Sirkulasi Ekonomi Pelaku Seni
Sementara untuk para pelaku seni, Art Market bukan sekadar ruang pamer seperti pameran pada umumnya, melainkan sebuah wadah bagi para seniman untuk menjaga perputaran hidup mereka.
“Art Market memberi ruang bagi pelaku seni untuk bersirkulasi. Dari menjual karya, membeli bahan, sampai kembali berkarya,” tambah Ridwan.
Sebanyak 35 pelukis terlibat dalam pameran tersebut, masing-masing membawa hingga tiga karya. Jenisnya pun beragam, dari lukisan pasar (market art) atau “karya sembako” yang mudah dijual hingga lukisan idealis para seniman yang pasarnya lebih sempit.
“Kami membuka akses selebar-lebarnya. Selagi ada ruang, karya tetap kami pasang dan pamerkan,” jelas Ridwan.
Ia menegaskan bahwa Art Market akan dijadikan agenda tahunan setiap September. Harapannya, pameran seni tidak hanya dinikmati oleh kolektor, tetapi juga masyarakat umum yang juga ingin mengapresiasi, atau bahkan memiliki karya seni.
Seniman Kota Gudeg yang Bawa Kesegaran Alam
Di antara perupa yang terlibat, hadir Samuel Nugroho atau akrab disapa Nugee. Seniman asal Bojonegoro yang kini menetap di Yogyakarta itu baru kembali aktif setelah tujuh tahun vakum karena urusan pekerjaan. Pameran di Surabaya menjadi pengalaman barunya setelah sebelumnya pernah berpameran di Ambarawa dan Jakarta.
“Saya bawa dua karya, lukisan pertama itu burung Makau, judulnya Pesona Sayap Tropis. Yang kedua harimau berenang, berjudul Ketenangan Sang Raja,” ungkap Nugee.
Dirinya menjelaskan bahwa alasan dirinya membawa dua lukisan bertemakan alam adalah sebagai representasi pengalaman segar ketika pertama kali berpameran di Kota Pahlawan.
“Pengalaman pertama ini rasanya segar dan fresh gitu, makanya saya bawa lukisan yang hijau-hijau dan segar juga,” katanya.
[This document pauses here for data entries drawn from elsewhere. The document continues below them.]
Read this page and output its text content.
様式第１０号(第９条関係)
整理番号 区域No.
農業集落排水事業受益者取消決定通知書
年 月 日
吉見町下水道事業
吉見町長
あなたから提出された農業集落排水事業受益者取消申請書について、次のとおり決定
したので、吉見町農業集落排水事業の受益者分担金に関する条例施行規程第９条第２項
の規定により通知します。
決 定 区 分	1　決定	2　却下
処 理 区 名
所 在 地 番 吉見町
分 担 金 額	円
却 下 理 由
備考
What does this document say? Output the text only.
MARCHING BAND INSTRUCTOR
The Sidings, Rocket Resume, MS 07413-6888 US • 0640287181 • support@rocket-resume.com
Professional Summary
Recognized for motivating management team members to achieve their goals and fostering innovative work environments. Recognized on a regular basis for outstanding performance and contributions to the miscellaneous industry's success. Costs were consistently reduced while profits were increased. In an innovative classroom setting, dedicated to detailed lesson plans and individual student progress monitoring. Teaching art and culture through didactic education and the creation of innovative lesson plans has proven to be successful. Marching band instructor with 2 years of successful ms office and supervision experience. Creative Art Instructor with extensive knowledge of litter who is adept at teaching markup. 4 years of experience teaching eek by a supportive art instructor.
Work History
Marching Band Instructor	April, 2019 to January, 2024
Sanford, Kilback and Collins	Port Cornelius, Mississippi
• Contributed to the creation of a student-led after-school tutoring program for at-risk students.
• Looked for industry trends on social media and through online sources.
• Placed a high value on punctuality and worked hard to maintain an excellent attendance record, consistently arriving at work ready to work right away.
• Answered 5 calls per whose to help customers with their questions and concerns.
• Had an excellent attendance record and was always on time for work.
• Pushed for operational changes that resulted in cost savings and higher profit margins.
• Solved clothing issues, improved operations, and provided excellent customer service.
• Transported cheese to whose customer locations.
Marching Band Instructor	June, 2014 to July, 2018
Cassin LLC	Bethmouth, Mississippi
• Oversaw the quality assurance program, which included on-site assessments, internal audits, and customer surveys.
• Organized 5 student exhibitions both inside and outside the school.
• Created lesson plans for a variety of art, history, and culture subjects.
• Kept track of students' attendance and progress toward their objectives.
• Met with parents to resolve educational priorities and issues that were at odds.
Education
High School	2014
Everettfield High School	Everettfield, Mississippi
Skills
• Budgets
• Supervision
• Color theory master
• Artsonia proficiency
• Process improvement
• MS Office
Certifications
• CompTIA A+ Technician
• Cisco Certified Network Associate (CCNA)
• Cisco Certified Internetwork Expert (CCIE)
Salah satu karyanya, yakni ‘Ketenangan Raja’ adalah karya realis itu dibuat dengan cat akrilik di atas kanvas berukuran 60×80 sentimeter. Lukisan yang pembuatannya memakan waktu empat sampai lima hari tersebut ia banderol seharga Rp3 juta.
“Iya lebih malah 200 ribu dari yang burung makau, karena saya lebih suka dan proses pembuatannya lebih susah,” beber Nugee.
Hangatnya Sambutan Kota Pahlawan
Nugee mengatakan bahwa dirinya bisa mengetahui pameran Art Market dari ajakan temannya yang mendapat selebaran. Namun, saat akan berangkat, temannya berhalangan hadir hingga dirinya berangkat sendiri ke Surabaya.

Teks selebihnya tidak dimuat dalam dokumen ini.